Before leaving the White House for Pennsylvania on Tuesday, Trump taped part of an interview with CBS’s 60 Minutes that apparently ended acrimoniously. On Twitter, Trump declared his interview with Lesley Stahl to be “fake and biased,” and he threatened to release a White House edit of it before its Sunday airtime.
Trailing in fund-raising for campaign ads, Trump is increasingly relying on his signature campaign rallies to maximise turnout among his GOP base.
Biden, who taped his own interview with 60 Minutes on Monday at a theatre near his home, had no public events , and wasn’t scheduled to travel except to the debate - on Thursday. His running mate, California
Senator Kamala Harris, was out campaigning, and he was expected to receive a late boost from former president Barack Obama, who was to host an event on Wednesday in Philadelphia.

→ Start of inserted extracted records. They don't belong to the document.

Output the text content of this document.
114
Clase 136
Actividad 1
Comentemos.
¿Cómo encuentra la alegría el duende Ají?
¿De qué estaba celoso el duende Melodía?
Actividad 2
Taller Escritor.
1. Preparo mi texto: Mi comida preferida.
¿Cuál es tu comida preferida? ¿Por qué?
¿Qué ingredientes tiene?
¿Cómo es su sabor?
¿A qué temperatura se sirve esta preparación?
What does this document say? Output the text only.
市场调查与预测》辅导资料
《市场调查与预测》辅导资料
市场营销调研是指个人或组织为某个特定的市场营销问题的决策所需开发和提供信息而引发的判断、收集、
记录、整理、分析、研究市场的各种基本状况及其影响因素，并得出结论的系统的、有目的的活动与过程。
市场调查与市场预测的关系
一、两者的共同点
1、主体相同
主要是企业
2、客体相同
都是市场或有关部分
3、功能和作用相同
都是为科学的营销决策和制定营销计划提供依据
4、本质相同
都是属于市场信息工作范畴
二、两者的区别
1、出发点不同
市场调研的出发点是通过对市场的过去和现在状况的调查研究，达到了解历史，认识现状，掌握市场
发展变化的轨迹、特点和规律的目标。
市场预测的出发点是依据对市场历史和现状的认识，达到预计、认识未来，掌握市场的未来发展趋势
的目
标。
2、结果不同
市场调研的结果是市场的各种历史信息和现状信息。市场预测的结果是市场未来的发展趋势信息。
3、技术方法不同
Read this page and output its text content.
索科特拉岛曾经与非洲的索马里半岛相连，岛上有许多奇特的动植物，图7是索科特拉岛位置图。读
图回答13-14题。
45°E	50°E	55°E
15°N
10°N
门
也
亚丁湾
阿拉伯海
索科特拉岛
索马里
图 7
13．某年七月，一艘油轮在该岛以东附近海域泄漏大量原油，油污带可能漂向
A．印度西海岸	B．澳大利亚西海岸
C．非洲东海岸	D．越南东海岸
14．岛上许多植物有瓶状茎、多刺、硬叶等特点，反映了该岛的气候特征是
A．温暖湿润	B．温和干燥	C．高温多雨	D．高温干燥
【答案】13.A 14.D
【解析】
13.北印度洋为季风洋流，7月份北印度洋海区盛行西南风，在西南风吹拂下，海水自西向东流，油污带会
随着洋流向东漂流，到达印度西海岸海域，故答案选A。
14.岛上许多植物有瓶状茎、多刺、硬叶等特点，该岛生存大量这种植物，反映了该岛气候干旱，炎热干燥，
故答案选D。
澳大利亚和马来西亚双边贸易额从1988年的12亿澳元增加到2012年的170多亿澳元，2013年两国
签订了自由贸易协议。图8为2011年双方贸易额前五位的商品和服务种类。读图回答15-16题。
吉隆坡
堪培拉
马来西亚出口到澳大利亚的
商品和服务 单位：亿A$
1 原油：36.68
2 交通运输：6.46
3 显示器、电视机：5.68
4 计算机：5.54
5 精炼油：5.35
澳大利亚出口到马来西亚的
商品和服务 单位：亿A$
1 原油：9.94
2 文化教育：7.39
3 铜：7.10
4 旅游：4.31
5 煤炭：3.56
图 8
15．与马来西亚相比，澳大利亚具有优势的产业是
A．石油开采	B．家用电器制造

Biden is now tested about every two days for the coronavirus and has never been found to be positive. He suggested before last week’s planned second debate in Miami that the proceedings shouldn’t happen if Trump was still testing positive for Covid-19 after contracting the virus earlier in the month.
The candidates instead held duelling town halls on separate networks after the commission said the debate should occur virtually, citing safety concerns, and Trump rejected the idea.